Trust the flow
I made a healing chime for myself. I became the person who needed it most I figured, after getting very sick in early October.
My idea for the healing chime started out very differently, though. I had a plan on how it would look, what materials to use, how to construct it. But it didn’t go in that direction and it was a challenge to make. I think it was the first one I made that was hard.
I had almost forgotten about the stash of natural-dyed silk threads I had picked up in Laos until I was rummaging through bins and discovered them again. The color of that glistening, angelic light blue and the cool, shimmery feel of the silk threads was irresistible. It reminded me ocean waves, water undulating and rocking, ebbing and flowing.
Water had become a thing related to having a kidney infection – don’t hold in my pee but go; drink lots and lots of water; and let the tears come, finally and often. I learned to cry for me this time, and bawled to my big sister during the worst of it. She cried with me, and caught me as I fell into her trusting arms, and held me from drowning in the undertow. Let go. Trust.
Using the silk thread was easier in some ways than the cotton thread I had become more accustomed to. It was easier to thread the needle and easier to hand-stitch on the woven cotton swatch, as it glided up and over and down, up and over and down again. But I was using it in a way that it sometimes frayed, got tangled, got caught on the leaves, and knots would slip out, and wrapping the stems wouldn’t stay put. Patience. Find another way. Flow doesn’t mean easy; it just has to find its way.
I had planned on three columns of simple hand-stitched columns. But it wasn’t enough. Proportionally it was way off. I ended up stitching seven columns and that felt like a much better balance. Fewer columns seemed to be that place of real imbalance, a vulnerable place of not enough strength.
In a way, I could say there was not enough to hold up my own immune system because of the kidney infection, and in that weakness, Covid came it to topple things over. So stitch by patient stitch, moment by patient moment I could only let my body and being heal, to let it regain some strength and stability to recover. I needed way more than I thought to feel some balance. I needed the support and love of family and friends, too. Trust others. Ask for support.
At first I thought the light sage eucalyptus leaves, with their silver dot-painted leaves would be perfect upon the light indigo fabric swatch. But no matter how I tried, it just didn’t look right. Again it was off, so clearly not what I thought, not what I imagined it to be.
Getting Covid made everything off, too, and it wasn’t what I imagined it to ever be. It’s a deceptive virus, just like my big sister said. Severe symptoms like confusion and disorientation; headaches that were deep; a pinching chest pain; emotions that cracked me open; and insights into my psyche that were clear and profound. I was humbled and bowed to Covid for all that it brought. Trust this.

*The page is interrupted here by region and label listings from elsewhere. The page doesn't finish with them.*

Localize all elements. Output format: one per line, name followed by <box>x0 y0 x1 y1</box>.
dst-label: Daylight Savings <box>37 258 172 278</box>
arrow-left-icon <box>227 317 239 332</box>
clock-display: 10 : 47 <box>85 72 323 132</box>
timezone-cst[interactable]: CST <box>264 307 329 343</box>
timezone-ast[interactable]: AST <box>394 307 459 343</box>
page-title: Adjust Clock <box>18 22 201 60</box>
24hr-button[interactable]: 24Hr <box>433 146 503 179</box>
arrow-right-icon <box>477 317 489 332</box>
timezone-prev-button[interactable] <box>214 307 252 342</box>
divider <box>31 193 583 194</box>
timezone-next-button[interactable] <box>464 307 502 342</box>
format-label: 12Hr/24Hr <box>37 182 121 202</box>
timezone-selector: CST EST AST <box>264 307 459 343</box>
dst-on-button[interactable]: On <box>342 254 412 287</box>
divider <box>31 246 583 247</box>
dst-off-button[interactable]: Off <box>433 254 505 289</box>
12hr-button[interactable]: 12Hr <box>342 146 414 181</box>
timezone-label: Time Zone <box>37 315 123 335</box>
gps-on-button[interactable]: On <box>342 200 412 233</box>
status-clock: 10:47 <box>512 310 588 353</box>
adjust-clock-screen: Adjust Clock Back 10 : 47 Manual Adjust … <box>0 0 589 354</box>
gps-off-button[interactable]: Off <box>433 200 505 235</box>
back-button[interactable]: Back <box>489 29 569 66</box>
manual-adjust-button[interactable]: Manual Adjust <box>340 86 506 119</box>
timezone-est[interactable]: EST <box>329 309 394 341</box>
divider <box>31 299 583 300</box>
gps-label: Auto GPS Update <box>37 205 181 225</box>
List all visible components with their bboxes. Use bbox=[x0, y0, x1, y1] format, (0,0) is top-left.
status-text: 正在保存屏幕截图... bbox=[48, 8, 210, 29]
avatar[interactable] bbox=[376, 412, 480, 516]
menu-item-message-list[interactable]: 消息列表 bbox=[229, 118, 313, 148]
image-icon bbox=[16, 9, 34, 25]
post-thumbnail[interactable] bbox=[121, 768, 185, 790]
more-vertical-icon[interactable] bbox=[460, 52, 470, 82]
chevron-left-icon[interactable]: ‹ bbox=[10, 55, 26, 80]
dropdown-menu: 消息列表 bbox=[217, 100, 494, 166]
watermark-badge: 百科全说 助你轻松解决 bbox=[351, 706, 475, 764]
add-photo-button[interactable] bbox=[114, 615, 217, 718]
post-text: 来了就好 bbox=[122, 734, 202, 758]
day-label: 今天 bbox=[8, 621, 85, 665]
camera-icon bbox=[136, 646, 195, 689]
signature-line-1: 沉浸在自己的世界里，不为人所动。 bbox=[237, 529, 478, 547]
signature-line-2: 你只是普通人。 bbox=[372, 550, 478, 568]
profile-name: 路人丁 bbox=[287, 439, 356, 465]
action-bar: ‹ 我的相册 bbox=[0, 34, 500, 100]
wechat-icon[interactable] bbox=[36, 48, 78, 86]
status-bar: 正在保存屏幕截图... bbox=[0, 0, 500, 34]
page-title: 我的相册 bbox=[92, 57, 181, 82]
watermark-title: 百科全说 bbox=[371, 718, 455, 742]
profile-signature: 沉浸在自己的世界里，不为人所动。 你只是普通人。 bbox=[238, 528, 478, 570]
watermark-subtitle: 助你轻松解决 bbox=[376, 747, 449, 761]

I then switched to rust-orange leaves that fall in abundance in my back garden. Of course the leaves were from a tree named River Birch – reminding me of flowing water. I had painted the fragile leaves with white dots. I had to be careful because the leaves easily chipped. Wrapping the silk thread around the stems took patience, as strands of silk would get caught on the serrated edges. Knots wouldn’t hold so the thread would unravel off the stems. I had to redo several over and over.
Patience. Patience for two weeks of illness, slowly recovering, and isolation from my sweet husband for ten days. Patience. This takes time, there has been an unraveling. The knots I’ve tied are coming undone now.
The rust-orange leaves were exactly it against the light indigo fabric swatch – the color, the proportion, the shape – I could sense and see it feeling just right. I began to weave the threads through the columns. Sometimes the silk thread frayed. Sometimes the serrated leaves would catch on each other. Sometimes I was frustrated.
All this prevented flow. I’m learning, I thought. Healing is long. Be careful. Be patient. Be gentle with myself. Flow has begun, yes. But I’m still finding my way to recovery.
Finally I attached the stick on top – taken from the Heavenly Bamboo shrub in my back garden – tugging on the threads up and down the columns to align the leaves below just so, and then gently secured the threads around the stick.
The leaves go this way and that. They get caught on each other. Some are straight and others are curled up. They bump into each other and get turned around backwards. They seem to block each other from being themselves all together.
Yes, I do this too, I thought. Sometimes I do this to myself, or to another, and sometimes I don’t even know I’m doing it. But it’s so much better when I get out of my own way, and allow others to be, and allow things to be as they are. In illness, there’s no other way.
When I hung up the final healing chime, I played with each of the leaves one by one. They all need to be there. They all have their own energies and shapes and ways of being. One by one I acknowledged the leaves and helped them be arranged the way they needed, for themselves and for each other, so they flow together as a whole.
I think that’s what I'm trying to do now, to heal and recover in a way for my body and being to flow together holistically. To strengthen systems that were depleted and weakened, to harmonize them into the whole again, and to let things flow and energies and emotions move together in a new way. Trust the flow.